The first macaque reference genome debuted in 2007, and most of the DNA was from a single monkey of Indian origin. Scientists have since updated the reference, but the genome still contains gaps.

Part of the problem is that researchers assembled the genome by sequencing fragments of DNA, each about 100 base pairs, or ‘letters,’ in length, and piecing them together. These ‘short reads’ make it difficult to reconstruct repetitive sequences. “Think of it as a puzzle where you have [pieces of] blue sky, and you don’t know where they go,” says Wesley Warren, professor of genomics at the University of Missouri in Columbia, who co-led the new work.

Warren and his colleagues sequenced DNA fragments upwards of 10,000 letters long. The result is the most contiguous macaque reference genome yet.

The team extracted long DNA fragments from the cells of a female macaque of Indian origin and sequenced them using existing methods. They then used software to assemble the sequences and map them onto chromosomes. The researchers also used a sequencing technique that tracks the direction of a stretch of DNA to try to correct segments that were inverted.

The new reference, which is available online, bridges more than 99.7 percent of the gaps in the previous Indian-origin macaque genome, the researchers reported in December in Science. In addition, they estimate that fewer than 4 million letters are misoriented in the new genome, compared with more than 130 million in the previous reference.

Monkey mutations:

To identify genes among the DNA stretches, the researchers sequenced RNA — the intermediary between genes and proteins — from macaque brain tissue, testes and stem cells.

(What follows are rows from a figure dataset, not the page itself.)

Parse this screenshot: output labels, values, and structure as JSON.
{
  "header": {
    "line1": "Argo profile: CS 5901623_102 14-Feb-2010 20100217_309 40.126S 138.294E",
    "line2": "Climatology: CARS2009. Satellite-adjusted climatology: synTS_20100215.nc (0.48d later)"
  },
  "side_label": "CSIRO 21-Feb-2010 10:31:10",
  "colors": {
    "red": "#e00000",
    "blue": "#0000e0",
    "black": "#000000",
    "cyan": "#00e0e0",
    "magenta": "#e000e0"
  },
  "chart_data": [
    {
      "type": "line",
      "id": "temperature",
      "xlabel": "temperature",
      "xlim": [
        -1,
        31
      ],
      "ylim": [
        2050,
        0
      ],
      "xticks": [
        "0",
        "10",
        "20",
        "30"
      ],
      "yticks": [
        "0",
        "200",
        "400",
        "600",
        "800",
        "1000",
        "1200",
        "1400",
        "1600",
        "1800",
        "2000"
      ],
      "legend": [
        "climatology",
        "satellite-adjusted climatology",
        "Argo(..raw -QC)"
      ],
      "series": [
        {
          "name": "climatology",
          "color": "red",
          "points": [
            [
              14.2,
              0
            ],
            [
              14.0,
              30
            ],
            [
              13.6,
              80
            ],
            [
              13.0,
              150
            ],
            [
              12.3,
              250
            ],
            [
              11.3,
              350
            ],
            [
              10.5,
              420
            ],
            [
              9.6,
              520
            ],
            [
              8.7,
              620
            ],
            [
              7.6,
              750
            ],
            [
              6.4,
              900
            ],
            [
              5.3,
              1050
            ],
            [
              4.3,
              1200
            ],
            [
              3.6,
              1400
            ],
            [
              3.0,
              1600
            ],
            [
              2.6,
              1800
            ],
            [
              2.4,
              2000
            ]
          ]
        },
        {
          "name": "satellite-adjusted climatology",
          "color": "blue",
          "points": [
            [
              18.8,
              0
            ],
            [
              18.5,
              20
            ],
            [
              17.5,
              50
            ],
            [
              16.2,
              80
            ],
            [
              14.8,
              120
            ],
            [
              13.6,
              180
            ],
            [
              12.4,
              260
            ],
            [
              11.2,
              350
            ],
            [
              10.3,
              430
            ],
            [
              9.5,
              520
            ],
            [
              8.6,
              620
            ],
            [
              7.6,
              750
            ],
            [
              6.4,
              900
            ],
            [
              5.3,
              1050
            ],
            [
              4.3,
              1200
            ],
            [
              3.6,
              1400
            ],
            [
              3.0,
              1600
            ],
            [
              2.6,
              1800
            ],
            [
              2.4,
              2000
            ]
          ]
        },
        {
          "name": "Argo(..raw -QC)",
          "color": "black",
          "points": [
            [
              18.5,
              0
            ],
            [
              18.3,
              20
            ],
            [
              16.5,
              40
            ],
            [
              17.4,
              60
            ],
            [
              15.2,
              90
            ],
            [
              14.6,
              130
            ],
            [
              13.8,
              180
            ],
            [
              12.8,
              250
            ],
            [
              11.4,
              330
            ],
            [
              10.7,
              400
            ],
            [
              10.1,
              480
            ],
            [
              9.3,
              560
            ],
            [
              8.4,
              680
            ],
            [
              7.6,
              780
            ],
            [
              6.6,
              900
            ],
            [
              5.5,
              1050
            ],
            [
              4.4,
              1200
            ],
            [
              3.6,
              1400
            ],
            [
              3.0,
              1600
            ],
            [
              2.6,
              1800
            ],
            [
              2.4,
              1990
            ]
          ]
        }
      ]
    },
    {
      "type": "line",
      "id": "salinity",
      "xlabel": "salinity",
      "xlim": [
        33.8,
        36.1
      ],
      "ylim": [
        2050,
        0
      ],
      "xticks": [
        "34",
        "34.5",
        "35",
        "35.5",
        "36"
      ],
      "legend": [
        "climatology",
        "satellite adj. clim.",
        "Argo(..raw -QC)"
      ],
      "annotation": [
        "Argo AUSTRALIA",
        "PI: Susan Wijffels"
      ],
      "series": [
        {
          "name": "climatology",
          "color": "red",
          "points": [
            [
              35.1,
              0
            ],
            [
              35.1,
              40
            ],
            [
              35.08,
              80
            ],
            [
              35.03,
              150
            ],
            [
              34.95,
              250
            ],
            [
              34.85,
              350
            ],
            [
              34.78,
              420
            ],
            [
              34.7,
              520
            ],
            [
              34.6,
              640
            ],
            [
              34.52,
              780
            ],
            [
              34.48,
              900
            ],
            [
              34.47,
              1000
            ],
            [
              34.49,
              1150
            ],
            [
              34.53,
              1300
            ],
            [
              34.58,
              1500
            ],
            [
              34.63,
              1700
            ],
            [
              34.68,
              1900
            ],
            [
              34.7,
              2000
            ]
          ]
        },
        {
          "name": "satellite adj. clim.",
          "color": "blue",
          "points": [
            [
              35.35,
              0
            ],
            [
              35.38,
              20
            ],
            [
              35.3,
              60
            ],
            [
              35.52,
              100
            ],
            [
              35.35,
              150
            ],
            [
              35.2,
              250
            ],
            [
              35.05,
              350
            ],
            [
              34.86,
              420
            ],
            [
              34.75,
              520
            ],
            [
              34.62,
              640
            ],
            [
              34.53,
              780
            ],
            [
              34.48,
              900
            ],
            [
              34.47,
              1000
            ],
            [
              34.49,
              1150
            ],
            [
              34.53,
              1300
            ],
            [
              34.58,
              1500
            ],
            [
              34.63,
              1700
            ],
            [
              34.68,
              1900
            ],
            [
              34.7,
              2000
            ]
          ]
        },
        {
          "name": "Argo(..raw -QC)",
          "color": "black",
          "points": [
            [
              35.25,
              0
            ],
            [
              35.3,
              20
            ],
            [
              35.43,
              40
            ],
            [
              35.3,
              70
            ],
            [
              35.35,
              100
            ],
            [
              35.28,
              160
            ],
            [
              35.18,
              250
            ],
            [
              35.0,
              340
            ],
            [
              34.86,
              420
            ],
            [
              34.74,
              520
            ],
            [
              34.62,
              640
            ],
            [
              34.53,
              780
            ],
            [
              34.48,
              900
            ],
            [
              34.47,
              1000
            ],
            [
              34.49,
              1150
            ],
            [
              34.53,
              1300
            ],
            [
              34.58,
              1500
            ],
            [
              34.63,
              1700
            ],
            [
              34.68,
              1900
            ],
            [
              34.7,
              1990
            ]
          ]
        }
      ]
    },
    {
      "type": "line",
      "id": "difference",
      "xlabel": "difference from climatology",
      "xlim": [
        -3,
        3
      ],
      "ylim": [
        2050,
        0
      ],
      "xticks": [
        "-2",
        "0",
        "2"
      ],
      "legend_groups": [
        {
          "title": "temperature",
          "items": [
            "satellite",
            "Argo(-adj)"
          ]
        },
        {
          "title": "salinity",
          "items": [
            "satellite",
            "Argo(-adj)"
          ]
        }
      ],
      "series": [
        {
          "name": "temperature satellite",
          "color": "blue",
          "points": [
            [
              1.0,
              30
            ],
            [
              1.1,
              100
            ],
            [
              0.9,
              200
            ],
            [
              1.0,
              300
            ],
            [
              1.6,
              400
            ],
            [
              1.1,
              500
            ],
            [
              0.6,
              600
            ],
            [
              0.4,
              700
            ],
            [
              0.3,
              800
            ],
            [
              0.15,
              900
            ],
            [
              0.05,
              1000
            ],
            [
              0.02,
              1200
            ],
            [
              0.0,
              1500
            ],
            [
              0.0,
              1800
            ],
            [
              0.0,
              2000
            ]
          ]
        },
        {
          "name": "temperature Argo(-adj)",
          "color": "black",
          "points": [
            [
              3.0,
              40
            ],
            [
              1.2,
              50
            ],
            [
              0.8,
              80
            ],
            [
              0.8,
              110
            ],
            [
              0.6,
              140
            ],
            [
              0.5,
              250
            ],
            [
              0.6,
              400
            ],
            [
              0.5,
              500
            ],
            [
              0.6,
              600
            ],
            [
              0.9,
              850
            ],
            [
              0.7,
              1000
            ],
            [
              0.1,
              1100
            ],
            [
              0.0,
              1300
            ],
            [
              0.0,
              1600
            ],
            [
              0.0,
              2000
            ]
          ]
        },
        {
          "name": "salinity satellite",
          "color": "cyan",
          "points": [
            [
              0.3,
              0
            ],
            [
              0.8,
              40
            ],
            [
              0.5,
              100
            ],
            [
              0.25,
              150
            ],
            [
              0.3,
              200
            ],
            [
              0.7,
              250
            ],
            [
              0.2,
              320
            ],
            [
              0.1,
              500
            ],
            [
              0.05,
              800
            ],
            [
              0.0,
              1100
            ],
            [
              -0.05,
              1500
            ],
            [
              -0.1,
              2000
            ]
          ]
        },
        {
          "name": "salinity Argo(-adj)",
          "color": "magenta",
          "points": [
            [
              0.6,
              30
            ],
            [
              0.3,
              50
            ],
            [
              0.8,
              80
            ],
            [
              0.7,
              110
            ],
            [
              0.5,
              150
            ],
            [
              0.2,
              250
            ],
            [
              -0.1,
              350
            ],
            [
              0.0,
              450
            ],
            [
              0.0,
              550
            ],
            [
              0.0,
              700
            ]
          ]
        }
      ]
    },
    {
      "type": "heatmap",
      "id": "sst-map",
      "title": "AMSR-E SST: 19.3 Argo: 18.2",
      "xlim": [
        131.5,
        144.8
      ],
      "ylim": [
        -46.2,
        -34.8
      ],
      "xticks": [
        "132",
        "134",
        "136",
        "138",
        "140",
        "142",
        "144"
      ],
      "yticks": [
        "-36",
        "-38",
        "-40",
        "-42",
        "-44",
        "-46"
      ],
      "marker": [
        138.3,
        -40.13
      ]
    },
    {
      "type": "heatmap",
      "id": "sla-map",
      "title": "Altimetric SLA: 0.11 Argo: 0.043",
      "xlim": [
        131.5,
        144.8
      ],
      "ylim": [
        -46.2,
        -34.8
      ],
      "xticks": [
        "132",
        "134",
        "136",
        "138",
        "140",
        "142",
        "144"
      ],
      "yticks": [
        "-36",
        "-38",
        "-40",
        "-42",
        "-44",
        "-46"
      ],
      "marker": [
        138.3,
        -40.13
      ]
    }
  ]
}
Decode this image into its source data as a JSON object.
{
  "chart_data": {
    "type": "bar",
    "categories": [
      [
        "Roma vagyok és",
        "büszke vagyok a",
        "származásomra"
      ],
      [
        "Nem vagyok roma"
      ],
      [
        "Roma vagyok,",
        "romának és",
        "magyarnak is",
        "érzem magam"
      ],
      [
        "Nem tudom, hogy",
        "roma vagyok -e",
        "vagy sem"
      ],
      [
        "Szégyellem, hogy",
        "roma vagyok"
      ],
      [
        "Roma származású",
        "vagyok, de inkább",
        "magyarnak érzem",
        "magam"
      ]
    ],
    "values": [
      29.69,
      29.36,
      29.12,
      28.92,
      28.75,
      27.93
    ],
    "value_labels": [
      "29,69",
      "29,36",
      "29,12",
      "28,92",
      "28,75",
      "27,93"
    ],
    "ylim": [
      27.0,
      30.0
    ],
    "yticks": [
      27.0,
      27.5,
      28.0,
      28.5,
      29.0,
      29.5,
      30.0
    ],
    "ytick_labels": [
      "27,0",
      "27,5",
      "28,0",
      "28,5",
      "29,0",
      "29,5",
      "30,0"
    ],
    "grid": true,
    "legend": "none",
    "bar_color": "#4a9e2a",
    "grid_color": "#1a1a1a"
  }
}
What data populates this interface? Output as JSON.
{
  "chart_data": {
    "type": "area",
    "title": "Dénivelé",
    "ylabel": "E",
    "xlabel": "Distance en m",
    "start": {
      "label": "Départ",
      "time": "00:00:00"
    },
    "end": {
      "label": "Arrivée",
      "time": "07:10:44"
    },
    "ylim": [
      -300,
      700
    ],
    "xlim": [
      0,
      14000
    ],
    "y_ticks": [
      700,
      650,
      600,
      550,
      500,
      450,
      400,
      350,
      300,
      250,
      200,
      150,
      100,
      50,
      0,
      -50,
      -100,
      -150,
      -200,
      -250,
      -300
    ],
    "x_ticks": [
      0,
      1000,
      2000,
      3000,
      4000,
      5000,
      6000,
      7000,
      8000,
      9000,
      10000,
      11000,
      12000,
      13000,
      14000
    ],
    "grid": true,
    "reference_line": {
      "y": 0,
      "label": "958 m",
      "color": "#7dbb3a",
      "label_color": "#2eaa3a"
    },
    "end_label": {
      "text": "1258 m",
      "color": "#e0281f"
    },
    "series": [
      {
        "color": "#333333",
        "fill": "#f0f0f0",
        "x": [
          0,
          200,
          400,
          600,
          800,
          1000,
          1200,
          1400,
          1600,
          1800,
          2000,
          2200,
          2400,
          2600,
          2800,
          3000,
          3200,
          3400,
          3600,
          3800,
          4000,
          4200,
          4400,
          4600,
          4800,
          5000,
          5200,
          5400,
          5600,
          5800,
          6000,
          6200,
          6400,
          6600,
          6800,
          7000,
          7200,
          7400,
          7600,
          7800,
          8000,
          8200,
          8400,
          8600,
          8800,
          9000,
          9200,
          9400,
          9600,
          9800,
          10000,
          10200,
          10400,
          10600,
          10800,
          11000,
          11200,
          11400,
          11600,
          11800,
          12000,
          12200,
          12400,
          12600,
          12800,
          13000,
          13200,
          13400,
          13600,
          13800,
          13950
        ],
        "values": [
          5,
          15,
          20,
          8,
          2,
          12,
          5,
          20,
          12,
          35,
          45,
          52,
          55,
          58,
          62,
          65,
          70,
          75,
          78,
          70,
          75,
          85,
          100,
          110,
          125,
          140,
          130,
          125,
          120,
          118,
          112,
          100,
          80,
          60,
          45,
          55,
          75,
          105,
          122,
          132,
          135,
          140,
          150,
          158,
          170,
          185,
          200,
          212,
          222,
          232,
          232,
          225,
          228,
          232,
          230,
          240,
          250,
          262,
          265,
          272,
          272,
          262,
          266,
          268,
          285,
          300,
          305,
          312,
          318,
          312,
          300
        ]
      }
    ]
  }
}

The team identified tens of thousands of genes. They also identified thousands of new noncoding RNAs, which do not code for proteins but instead regulate gene expression, and discovered novel isoforms — alternate versions of RNA encoded by the same gene — that are specific to macaques.

To assess genetic variation among macaques, the researchers sequenced blood, DNA or tissue samples from 850 captive macaques in the United States and three wild animals from China. They scanned the sequences for alterations, such as changes to single DNA letters or ‘indels’ — small insertions or deletions of letters.

The team cataloged 85.7 million single-letter changes and 10.5 million ‘indels,’ including 824,200 variants that fall within genes that code for proteins. After analyzing these variants, the researchers identified nine macaque genes — including SHANK3, CHD8 and ARID1B — that harbor potentially harmful mutations and are linked to autism and other neurodevelopmental conditions in people.

Scientists could study macaques with these naturally occurring mutations to find out if they have characteristics similar to those seen in people with autism, the researchers say. These animals could form the basis for new macaque models of autism.